Keir Starmer has declared it “beggars belief that Margaret Ferrier thinks it is appropriate to continue as an MP” after it was revealed that the SNP representative had breached coronavirus regulations several times.
Commenting ahead of a ‘Call Keir’ event that the Labour leader will be holding via Zoom with residents in Ferrier’s constituency today, he described her resistance to step down as a “gross error of judgement”.
Speaking ahead of the remote meeting, Starmer said that he wants to “speak directly to local residents about this scandal, to those locally who are feeing angry and frustrated about the situation”.
He added: “I also want to hear how the community is coping with coronavirus, how they feel the UK and Scottish governments have handled the pandemic, and what the Labour Party needs to do to rebuild trust among those voters we have lost.”
The MP for Rutherglen and Hamilton West, who was elected to represent the SNP but has now had the whip suspended, is facing calls to quit parliament after it was revealed that she travelled from Glasgow to London and back with Covid-19.
Ferrier has said she felt unwell and took a coronavirus test before embarking on a 380-mile train journey to London, while waiting for the result instead of self-isolating, and delivered a speech on Covid in the House of Commons.
The Scottish MP then received a positive result and again chose not to self-isolate but took another train to return to Glasgow. She apologised in a statement on last week for the behaviour, which led to a police investigation.
Labour’s Ian Murray wrote to SNP Westminster leader Ian Blackford last week in the search for answers over the scandal that saw the MP flagrantly breach Covid rules and put other people’s lives at risk.

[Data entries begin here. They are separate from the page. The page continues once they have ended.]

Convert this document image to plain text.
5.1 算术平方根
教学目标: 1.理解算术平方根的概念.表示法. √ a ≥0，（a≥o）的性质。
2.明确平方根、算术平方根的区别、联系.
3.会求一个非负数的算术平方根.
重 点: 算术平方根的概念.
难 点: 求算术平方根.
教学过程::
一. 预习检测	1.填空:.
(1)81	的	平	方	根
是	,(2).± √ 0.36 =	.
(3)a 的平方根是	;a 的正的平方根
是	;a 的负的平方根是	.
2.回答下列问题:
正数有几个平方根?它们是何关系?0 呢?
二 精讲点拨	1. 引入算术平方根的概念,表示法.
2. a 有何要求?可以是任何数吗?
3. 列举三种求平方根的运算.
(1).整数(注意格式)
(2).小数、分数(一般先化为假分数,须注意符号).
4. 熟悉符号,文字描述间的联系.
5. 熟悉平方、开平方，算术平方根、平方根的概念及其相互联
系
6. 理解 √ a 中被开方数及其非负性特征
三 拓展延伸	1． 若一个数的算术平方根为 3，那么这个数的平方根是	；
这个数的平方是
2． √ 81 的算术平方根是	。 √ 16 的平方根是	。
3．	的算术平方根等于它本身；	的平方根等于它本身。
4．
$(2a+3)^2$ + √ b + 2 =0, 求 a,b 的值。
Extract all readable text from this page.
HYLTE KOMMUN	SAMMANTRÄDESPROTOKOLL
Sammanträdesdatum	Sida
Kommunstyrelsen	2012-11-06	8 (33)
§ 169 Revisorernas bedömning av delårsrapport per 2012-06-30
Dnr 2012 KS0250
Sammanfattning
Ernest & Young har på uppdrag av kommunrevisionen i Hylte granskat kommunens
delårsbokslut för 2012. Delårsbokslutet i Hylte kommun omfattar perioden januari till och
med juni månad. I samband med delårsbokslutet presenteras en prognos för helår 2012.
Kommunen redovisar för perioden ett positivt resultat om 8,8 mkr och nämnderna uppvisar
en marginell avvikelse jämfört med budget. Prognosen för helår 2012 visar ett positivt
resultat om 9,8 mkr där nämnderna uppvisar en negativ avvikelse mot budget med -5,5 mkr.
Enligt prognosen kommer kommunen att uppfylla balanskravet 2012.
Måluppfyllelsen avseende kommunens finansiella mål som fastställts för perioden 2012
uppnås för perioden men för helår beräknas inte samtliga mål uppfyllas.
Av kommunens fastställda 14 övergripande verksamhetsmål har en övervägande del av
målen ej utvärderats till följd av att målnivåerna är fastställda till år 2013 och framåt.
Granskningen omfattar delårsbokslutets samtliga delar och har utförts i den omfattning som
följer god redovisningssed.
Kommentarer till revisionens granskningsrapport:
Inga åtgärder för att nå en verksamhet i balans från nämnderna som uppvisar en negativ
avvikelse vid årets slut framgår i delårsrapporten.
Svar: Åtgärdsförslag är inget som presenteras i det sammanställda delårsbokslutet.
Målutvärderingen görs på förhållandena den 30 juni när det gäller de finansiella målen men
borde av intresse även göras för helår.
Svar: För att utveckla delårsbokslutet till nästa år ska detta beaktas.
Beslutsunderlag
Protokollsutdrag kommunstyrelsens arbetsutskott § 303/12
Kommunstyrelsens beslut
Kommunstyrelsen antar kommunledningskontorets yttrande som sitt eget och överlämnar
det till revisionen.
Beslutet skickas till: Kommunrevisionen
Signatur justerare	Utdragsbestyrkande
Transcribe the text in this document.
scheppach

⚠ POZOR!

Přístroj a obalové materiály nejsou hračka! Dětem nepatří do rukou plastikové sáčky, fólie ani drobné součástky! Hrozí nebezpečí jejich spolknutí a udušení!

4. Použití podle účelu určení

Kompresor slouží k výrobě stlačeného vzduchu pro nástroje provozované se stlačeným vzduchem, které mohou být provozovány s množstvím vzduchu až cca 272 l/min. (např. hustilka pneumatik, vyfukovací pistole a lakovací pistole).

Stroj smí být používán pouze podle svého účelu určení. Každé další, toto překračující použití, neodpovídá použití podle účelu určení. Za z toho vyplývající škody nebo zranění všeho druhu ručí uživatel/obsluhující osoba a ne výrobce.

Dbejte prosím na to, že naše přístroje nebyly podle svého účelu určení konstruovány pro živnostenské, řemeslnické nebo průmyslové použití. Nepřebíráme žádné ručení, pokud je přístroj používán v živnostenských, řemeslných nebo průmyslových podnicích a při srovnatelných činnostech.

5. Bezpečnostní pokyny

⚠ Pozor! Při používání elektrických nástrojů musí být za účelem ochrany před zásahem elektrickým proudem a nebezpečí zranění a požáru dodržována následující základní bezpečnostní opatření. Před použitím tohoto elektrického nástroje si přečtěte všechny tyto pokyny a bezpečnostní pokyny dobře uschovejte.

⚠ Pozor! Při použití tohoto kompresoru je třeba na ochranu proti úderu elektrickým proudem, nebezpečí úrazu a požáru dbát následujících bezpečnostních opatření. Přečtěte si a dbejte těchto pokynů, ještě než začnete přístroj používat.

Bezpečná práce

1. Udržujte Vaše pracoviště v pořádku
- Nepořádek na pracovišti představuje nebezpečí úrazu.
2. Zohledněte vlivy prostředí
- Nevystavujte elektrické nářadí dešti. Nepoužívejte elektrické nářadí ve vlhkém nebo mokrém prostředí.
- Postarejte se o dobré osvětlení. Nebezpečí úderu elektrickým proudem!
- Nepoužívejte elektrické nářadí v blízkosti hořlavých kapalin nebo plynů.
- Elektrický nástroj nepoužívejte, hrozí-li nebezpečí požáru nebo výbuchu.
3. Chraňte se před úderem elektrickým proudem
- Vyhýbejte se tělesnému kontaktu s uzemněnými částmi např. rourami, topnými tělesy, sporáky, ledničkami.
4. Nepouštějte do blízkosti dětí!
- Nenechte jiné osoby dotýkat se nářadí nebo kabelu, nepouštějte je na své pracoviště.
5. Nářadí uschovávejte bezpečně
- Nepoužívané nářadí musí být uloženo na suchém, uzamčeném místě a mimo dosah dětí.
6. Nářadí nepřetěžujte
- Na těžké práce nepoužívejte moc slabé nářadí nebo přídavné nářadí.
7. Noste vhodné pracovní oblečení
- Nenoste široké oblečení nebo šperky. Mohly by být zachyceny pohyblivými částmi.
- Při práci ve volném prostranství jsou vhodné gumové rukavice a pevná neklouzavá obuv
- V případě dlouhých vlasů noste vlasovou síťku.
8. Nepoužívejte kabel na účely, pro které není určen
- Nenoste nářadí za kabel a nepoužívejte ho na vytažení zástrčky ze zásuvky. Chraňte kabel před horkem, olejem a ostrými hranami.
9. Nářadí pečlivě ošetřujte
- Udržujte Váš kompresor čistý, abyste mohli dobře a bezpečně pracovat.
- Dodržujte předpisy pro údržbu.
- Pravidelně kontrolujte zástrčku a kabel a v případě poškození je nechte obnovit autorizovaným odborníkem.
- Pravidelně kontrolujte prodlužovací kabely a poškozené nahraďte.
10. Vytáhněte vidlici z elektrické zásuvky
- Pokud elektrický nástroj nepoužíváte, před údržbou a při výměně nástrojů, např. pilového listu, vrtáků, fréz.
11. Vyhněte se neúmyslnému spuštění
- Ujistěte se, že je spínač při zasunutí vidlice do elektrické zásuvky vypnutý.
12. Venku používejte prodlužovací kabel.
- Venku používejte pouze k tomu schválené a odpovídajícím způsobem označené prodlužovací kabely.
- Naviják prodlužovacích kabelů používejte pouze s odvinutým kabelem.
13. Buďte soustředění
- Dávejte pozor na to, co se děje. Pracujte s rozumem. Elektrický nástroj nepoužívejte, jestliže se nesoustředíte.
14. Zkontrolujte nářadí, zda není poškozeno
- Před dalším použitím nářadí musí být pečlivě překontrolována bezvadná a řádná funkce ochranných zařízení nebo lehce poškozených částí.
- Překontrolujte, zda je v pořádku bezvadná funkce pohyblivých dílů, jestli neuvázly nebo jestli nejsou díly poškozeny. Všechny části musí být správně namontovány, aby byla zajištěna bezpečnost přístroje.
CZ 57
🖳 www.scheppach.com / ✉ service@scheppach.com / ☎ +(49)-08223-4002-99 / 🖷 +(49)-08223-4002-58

The Shadow Scottish Secretary asked why action was “not taken immediately to withdraw the whip” once the details were known, and why it took “public outrage” before Blackford “openly criticised” Ferrier’s actions.
The comments from Keir Starmer today follow those of the Scottish Labour leader Richard Leonard, who declared on Monday that kicking Ferrier out of her party was the “only step available to the SNP leadership now”.
The ‘Call Keir’ meeting is part of a series of public events launched in April to allow people to highlight issues relating to the health crisis that they want raised with government, and to facilitate discussion about why Labour lost in 2019.